Tapping is the short name of fretboard tapping or finger tapping: the act of tapping the fingers against the strings in order to produce sounds, rather than striking or plucking the strings. Specifically, it usually refers to two-handed tapping, that is, tapping involving both the left and right hand. It is not clear who discovered tapping, but it was certainly popularized, but not discovered, by Eddie van Halen. A rather different kind of tapping, which is a whole playing style rather than a technique, was probably discovered by Jimmy Webster but is used primarily by Stanley Jordan, who is currently the style's only virtuoso. Therefore this book dubs the two kinds of tapping Van Halen tapping and Jordan tapping, although Stanley Jordan often calls the latter the touch technique.
Van Halen tapping
Van Halen-style tapping is by far the most common type of tapping. It's generally used as a lead guitar technique, especially during solos, but only a small number of songs are entirely tapped. The player's picking hand leaps up to the fretboard and begins tapping notes, which are usually hammered-on and/or pulled-off to frets held by the fretting hand. Players who do not use a pick have an advantage here because players who use one must get the pick out of the way in order to tap with their fingers. Some players do this by tucking the pick between their fingers; others simply use the middle or ring finger to tap. If you wanted you could keep a pick in your strings at the top of the neck of the guitar were the nut is and when you get ready to tap throw the one in your hand on the floor and when you finish quickly get the other one from between the strings. Here's a quick note on holding the pick just with your index finger and tapping with middle finger: The advantage here is that you are still able to throw in some finger picking style stuff and quickly can get back to work with the pick. It will be faster changing between pick/no-pick than the in-strings-keeping mentioned before. What if you tap multiple times in one song? Plus you won't lose the pick on the floor.

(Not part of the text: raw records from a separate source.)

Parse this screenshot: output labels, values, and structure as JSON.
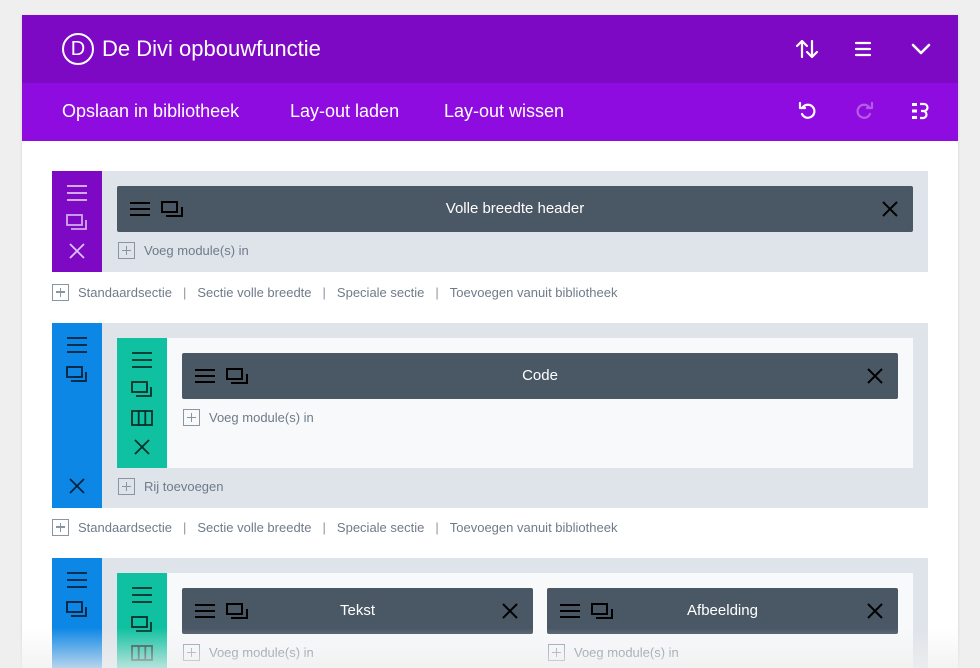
{
  "header": {
    "logo_letter": "D",
    "title": "De Divi opbouwfunctie"
  },
  "toolbar": {
    "save_library": "Opslaan in bibliotheek",
    "load_layout": "Lay-out laden",
    "clear_layout": "Lay-out wissen"
  },
  "sections": [
    {
      "modules": [
        {
          "label": "Volle breedte header"
        }
      ],
      "insert_module": "Voeg module(s) in"
    },
    {
      "modules": [
        {
          "label": "Code"
        }
      ],
      "insert_module": "Voeg module(s) in",
      "add_row": "Rij toevoegen"
    },
    {
      "modules": [
        {
          "label": "Tekst"
        },
        {
          "label": "Afbeelding"
        }
      ],
      "insert_module_left": "Voeg module(s) in",
      "insert_module_right": "Voeg module(s) in"
    }
  ],
  "add_section": {
    "standard": "Standaardsectie",
    "fullwidth": "Sectie volle breedte",
    "special": "Speciale sectie",
    "from_library": "Toevoegen vanuit bibliotheek",
    "separator": "|"
  },
  "colors": {
    "header": "#7e09c4",
    "toolbar": "#8f0ce0",
    "section_fullwidth": "#7e09c4",
    "section_regular": "#0d87e6",
    "row": "#10c1a1",
    "module": "#4a5765"
  }
}
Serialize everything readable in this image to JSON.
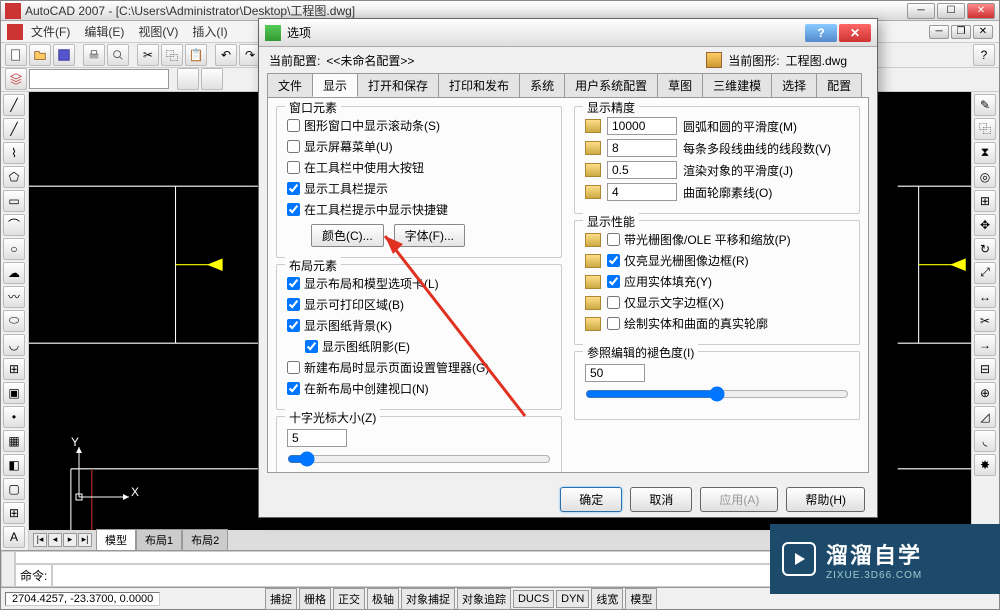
{
  "app": {
    "title": "AutoCAD 2007 - [C:\\Users\\Administrator\\Desktop\\工程图.dwg]",
    "menus": [
      "文件(F)",
      "编辑(E)",
      "视图(V)",
      "插入(I)"
    ]
  },
  "layout_tabs": {
    "active": "模型",
    "tabs": [
      "模型",
      "布局1",
      "布局2"
    ]
  },
  "ucs": {
    "x": "X",
    "y": "Y"
  },
  "command": {
    "prompt": "命令:"
  },
  "status": {
    "coords": "2704.4257, -23.3700, 0.0000",
    "buttons": [
      "捕捉",
      "栅格",
      "正交",
      "极轴",
      "对象捕捉",
      "对象追踪",
      "DUCS",
      "DYN",
      "线宽",
      "模型"
    ]
  },
  "dialog": {
    "title": "选项",
    "profile_label": "当前配置:",
    "profile_value": "<<未命名配置>>",
    "drawing_label": "当前图形:",
    "drawing_value": "工程图.dwg",
    "tabs": [
      "文件",
      "显示",
      "打开和保存",
      "打印和发布",
      "系统",
      "用户系统配置",
      "草图",
      "三维建模",
      "选择",
      "配置"
    ],
    "active_tab": "显示",
    "window_elements": {
      "title": "窗口元素",
      "items": [
        {
          "label": "图形窗口中显示滚动条(S)",
          "checked": false
        },
        {
          "label": "显示屏幕菜单(U)",
          "checked": false
        },
        {
          "label": "在工具栏中使用大按钮",
          "checked": false
        },
        {
          "label": "显示工具栏提示",
          "checked": true
        },
        {
          "label": "在工具栏提示中显示快捷键",
          "checked": true
        }
      ],
      "color_btn": "颜色(C)...",
      "font_btn": "字体(F)..."
    },
    "layout_elements": {
      "title": "布局元素",
      "items": [
        {
          "label": "显示布局和模型选项卡(L)",
          "checked": true
        },
        {
          "label": "显示可打印区域(B)",
          "checked": true
        },
        {
          "label": "显示图纸背景(K)",
          "checked": true
        },
        {
          "label": "显示图纸阴影(E)",
          "checked": true,
          "sub": true
        },
        {
          "label": "新建布局时显示页面设置管理器(G)",
          "checked": false
        },
        {
          "label": "在新布局中创建视口(N)",
          "checked": true
        }
      ]
    },
    "crosshair": {
      "title": "十字光标大小(Z)",
      "value": "5"
    },
    "precision": {
      "title": "显示精度",
      "rows": [
        {
          "value": "10000",
          "label": "圆弧和圆的平滑度(M)"
        },
        {
          "value": "8",
          "label": "每条多段线曲线的线段数(V)"
        },
        {
          "value": "0.5",
          "label": "渲染对象的平滑度(J)"
        },
        {
          "value": "4",
          "label": "曲面轮廓素线(O)"
        }
      ]
    },
    "performance": {
      "title": "显示性能",
      "items": [
        {
          "label": "带光栅图像/OLE 平移和缩放(P)",
          "checked": false
        },
        {
          "label": "仅亮显光栅图像边框(R)",
          "checked": true
        },
        {
          "label": "应用实体填充(Y)",
          "checked": true
        },
        {
          "label": "仅显示文字边框(X)",
          "checked": false
        },
        {
          "label": "绘制实体和曲面的真实轮廓",
          "checked": false
        }
      ]
    },
    "fade": {
      "title": "参照编辑的褪色度(I)",
      "value": "50"
    },
    "buttons": {
      "ok": "确定",
      "cancel": "取消",
      "apply": "应用(A)",
      "help": "帮助(H)"
    }
  },
  "watermark": {
    "main": "溜溜自学",
    "sub": "ZIXUE.3D66.COM"
  }
}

As mentioned before, this is a whole playing style and a whole book could be written about it. However, it is largely unexplored territory. Stanley Jordan has been using this style for decades, but precious few others have used it much. The principle is the same as Van Halen tapping: instead of striking the strings with the picking hand, the player hammers on them. The biggest difference is that the left hand plays similarly, hammering on strings to sound notes rather than to hold strings down to be pulled-off to. The second-biggest difference is not in the technique itself but its use: it is generally used for entire songs or sections of songs rather than a small fragment of the song. The player never need to worry about having to use a pick and can use both hands freely. Stanley Jordan himself has written an article on this playing style.